School leaders defend controversial activity

WLUK photo.
WLUK photo.

MARINETTE - It's called "Cross the Line" and the activity is used by some schools to build awareness and in some cases prevent bullying among students.

A set of questions are asked and while in a group, students step forward or cross the line when answering yes to the question.

Students from Marinette Middle School participated in the activity last week.

Some parents were upset. They say the activity was inappropriate.

But, the school principal is defending the program.

"We have a lot of students with a lot of different talents, a lot of different likes and a lot of different issues that they struggle with on a daily basis so this activity's purpose was to help students gain a better understanding of that diversity," said Shawn Limberg, Marinette Middle School principal.

When FOX 11 spoke with parents last week, they told us if students didn't participate in the activity, they would receive and in-school suspension.

However, Limberg said students were not forced to participate in the activity and they were never threatened with disciplinary action.

Limberg showed us all of the questions that students were asked.

Some of which included: cross the line if you enjoy sports, or school or flown on an airplane.

But other questions, get a little more sensitive for some...involving topics on alcohol and drug abuse, or hurting yourself.

One parent felt the activity will lead to more bullying.

"If I cross the line and say I've had a parent in jail and this person doesn't, you know, that's showing something bad of me.
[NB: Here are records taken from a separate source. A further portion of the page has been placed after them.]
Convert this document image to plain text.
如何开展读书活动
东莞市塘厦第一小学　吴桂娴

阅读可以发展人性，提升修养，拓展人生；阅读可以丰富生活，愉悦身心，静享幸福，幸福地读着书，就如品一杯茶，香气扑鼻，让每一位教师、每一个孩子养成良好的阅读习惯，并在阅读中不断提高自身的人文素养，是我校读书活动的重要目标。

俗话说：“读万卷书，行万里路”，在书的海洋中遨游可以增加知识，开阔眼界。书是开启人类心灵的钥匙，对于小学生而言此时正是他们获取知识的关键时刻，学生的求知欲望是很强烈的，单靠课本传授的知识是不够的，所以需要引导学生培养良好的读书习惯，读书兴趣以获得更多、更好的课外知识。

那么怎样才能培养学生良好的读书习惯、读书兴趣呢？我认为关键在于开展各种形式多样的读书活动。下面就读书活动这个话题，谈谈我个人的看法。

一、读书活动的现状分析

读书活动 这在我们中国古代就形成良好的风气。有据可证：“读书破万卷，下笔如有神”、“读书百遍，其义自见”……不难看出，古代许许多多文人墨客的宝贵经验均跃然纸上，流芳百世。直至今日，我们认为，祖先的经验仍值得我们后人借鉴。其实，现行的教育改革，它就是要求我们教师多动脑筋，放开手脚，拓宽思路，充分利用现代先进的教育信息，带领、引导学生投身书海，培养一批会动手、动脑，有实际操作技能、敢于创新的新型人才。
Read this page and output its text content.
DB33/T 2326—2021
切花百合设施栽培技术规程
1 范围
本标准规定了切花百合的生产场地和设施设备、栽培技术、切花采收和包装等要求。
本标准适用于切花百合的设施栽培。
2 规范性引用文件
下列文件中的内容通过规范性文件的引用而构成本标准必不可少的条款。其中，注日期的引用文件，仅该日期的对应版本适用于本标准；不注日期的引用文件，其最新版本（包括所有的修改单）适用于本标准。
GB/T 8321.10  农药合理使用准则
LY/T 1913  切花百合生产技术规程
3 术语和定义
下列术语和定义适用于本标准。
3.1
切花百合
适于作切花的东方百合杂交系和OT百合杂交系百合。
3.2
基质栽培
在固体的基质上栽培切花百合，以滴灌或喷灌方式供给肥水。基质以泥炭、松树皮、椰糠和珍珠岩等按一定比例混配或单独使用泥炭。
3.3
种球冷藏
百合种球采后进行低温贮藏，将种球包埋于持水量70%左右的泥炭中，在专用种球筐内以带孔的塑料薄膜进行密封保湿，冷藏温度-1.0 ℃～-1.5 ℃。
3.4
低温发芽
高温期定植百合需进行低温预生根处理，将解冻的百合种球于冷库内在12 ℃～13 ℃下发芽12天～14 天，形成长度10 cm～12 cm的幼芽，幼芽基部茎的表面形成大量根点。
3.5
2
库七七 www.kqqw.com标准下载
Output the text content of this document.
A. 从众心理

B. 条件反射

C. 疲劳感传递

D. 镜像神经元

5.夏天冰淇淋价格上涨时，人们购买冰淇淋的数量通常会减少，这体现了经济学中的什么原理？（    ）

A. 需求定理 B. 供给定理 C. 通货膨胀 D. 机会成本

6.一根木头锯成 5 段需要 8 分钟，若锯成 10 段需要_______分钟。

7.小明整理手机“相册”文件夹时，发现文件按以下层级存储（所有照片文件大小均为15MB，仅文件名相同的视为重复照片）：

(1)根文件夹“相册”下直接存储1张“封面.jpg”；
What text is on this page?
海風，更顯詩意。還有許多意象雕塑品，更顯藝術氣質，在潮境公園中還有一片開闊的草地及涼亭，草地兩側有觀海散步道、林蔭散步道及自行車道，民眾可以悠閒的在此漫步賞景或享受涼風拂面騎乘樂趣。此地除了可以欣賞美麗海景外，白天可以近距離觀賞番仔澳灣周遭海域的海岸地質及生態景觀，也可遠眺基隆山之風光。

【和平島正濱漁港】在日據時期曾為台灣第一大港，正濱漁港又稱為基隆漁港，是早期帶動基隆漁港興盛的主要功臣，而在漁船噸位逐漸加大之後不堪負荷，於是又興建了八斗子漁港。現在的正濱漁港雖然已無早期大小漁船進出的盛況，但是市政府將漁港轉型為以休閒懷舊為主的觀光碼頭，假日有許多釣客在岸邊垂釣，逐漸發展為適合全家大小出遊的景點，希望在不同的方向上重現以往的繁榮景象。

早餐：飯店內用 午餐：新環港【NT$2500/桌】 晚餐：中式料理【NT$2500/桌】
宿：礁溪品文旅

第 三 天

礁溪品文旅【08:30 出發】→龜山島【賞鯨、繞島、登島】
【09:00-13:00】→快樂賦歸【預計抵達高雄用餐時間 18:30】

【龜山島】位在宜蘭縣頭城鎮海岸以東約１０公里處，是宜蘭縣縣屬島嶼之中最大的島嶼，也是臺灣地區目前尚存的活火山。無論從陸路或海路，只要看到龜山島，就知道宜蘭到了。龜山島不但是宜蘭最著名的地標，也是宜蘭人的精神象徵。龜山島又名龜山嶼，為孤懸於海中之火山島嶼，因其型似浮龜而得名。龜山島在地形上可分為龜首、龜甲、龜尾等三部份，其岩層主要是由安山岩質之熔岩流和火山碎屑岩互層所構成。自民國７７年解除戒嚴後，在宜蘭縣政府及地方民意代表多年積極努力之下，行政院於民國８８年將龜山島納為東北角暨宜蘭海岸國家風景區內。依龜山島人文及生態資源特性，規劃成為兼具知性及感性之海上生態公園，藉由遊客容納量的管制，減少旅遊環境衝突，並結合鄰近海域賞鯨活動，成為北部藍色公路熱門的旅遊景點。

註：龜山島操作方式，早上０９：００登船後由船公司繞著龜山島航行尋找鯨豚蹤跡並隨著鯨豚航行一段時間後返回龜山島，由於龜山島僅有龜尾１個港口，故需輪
How is that going to get us connected? That's going to give the person next to me more reason to throw something in my face," said Tiffany Goodlet, parent of 7th grade student.

But Limberg disagrees.

"The number one reason why kids bully is because they don't feel good about themselves and they feel alone," Limberg said.

Richard Swiatnicki's son is a fifth grade student at the school and he said the questions were too personal.

"The questions they were asked were inappropriate, especially for kids that age unless they're in a therapeutic setting. If you put yourself into the mindset of a 10 or 11-year-old child, that can be perceived in many different ways," said Swiatnicki.

The school admits, parents should have been notified before the activity was conducted and said if a similar activity is planned, parents will be told in advance.